Schoellkopf Power Station ruins, Niagara Falls, New York State, USA

Schoellkopf Power Station ruins, Niagara Falls, New York State, USA

I once went to Niagara Falls, to see the waterfalls, as you do.  I stayed on the USA side, in what the cab-driver described as “the best b&b in town”:  http://www.travelassist.com/reg/ny33-71.html.

Over a couple of days I saw and photographed the Falls from all angles, including the Maid of the Mist and Cave of the Winds.

I spent an afternoon in Canada, because the Canadians have all the best views, while the Americans have all the best close-up vantage points.

One oddity intrigued me on the bus-ride along the Canadian side – a heap of rubble and vestiges of an industrial site on cliffs that form the opposite bank.

I was told that this was the site of the Schoellkopf Power Station, which collapsed in a spectacular manner in 1956.

This was the creation of Jacob F Schoellkopf (1819-1899), the first person to harness the power of Niagara Falls to generate electricity.

He was a remarkable entrepreneur, who built his fortune first in tanneries and later in flour-milling.

He bought the previously unsuccessful Niagara Falls Canal in 1877 and opened the first of a succession of hydro-electric power stations, No 1, in 1881.  No 2 followed in 1891, and after his death Nos 3A and 3B opened in 1904, and No 3C in 1921-4.

Schoellkopf looked for a more efficient way of illuminating the Falls at night than the ineffective calcium flares that had been used since 1860.  In 1881 he made a contract with Charles F Brush (1849-1929) of Euclid, Ohio, to harness sixteen carbon arc lights to his hydraulic power company’s generators.

The Schoellkopf generating stations worked efficiently, but there was a fatal weakness in the construction of No 2 station, which was built immediately in front of its predecessor.
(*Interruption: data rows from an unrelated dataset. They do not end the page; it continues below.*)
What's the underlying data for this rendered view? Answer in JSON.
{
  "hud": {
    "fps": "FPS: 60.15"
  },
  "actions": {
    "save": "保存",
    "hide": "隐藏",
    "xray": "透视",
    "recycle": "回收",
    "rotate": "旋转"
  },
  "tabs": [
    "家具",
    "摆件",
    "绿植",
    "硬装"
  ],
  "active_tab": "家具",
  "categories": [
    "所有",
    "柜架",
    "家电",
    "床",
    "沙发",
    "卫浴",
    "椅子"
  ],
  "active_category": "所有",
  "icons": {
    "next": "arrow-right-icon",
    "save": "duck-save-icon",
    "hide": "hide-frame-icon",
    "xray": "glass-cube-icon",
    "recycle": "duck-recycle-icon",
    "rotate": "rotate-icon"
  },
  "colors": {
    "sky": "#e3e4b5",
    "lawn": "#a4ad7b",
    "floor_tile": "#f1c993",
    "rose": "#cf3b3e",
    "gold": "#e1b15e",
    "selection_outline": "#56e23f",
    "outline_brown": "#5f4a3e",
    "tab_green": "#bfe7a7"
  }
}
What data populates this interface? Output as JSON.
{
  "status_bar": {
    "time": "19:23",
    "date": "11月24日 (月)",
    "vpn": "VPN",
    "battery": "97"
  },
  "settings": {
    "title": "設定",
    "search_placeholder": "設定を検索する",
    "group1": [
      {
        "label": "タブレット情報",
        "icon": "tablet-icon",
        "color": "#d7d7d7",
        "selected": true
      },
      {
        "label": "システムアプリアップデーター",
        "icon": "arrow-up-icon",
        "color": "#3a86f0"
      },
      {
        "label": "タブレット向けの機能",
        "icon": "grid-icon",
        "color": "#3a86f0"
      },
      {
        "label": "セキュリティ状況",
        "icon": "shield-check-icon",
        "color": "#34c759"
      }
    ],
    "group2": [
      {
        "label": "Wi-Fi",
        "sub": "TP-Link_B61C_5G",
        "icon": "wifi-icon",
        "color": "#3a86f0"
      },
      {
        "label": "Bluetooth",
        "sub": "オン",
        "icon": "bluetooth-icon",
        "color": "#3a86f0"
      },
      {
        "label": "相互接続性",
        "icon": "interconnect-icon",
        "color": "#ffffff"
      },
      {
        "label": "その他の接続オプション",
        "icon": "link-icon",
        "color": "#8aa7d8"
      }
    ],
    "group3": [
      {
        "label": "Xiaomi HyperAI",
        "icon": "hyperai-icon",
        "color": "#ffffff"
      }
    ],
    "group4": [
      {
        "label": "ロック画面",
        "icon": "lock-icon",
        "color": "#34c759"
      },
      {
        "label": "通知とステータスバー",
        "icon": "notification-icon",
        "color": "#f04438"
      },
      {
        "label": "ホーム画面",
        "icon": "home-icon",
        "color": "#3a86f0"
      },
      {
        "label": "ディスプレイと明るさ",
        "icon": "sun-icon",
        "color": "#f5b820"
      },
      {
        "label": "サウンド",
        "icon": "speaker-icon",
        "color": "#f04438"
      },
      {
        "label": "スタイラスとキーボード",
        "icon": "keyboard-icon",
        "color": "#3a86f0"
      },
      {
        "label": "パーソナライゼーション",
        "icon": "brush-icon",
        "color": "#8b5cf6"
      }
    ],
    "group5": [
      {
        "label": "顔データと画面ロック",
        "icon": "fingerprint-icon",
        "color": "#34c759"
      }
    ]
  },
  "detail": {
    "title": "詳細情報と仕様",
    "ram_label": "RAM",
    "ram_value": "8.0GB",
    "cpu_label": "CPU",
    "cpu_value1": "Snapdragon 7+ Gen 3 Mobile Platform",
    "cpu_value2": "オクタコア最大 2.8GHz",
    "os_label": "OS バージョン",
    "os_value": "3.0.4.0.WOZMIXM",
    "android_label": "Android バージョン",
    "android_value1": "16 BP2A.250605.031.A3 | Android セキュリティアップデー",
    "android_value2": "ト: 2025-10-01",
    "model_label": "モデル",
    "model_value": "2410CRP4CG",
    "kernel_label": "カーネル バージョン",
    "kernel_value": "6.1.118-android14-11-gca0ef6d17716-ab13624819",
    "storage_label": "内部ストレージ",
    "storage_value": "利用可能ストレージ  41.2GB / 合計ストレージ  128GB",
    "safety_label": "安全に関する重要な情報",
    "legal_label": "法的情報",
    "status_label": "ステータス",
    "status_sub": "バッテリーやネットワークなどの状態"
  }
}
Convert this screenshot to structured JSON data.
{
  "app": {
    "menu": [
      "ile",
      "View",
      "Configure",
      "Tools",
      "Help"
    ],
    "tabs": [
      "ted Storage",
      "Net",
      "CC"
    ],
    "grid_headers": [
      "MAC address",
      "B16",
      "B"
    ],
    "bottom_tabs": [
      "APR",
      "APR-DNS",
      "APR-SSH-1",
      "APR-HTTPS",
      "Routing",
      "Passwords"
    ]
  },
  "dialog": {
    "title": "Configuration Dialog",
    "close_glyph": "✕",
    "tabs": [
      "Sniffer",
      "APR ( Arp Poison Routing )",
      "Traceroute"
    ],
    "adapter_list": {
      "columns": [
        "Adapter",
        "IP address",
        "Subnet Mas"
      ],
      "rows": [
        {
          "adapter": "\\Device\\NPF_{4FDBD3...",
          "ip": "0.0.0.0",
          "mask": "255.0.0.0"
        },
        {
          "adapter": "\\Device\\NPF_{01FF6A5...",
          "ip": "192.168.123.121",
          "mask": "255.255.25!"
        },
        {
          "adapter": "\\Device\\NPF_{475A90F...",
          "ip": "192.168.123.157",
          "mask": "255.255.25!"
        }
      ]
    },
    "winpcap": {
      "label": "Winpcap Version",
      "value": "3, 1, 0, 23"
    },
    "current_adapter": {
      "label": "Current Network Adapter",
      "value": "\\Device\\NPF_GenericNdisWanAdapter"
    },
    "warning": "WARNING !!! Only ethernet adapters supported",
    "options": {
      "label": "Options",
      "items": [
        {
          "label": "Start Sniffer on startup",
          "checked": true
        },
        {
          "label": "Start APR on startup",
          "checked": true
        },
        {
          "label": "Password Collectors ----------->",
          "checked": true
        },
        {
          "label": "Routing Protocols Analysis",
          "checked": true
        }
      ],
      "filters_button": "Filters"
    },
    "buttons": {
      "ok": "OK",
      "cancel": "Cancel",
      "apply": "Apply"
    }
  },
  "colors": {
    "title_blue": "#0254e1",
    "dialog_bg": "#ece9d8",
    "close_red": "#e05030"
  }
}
Between the two structures water slowly penetrated until on the morning of June 7th 1956 leaks became evident and increased despite the efforts of forty labourers to pile sandbags against the retaining wall.

At 5.00pm a loud rumble was immediately followed by the collapse of Power Stations 2, 3B and 3C – two-thirds of the entire plant – into the Niagara River, taking out six huge generators and throwing debris as far as the Canadian bank, cutting 400,000 kilowatts of power from the grid.

Only one worker, Richard Draper of Lewiston, was killed.  His companions, Louis Bernstein and Robert Chapman, were picked up by a Canadian Maid of the Mist boat.  All the others escaped without injury.

The destroyed power-stations were replaced by what became the Robert Moses Niagara Power Plant, named after the controversial New York city planner Robert Moses (1888-1981), generating 2,525 megawatts.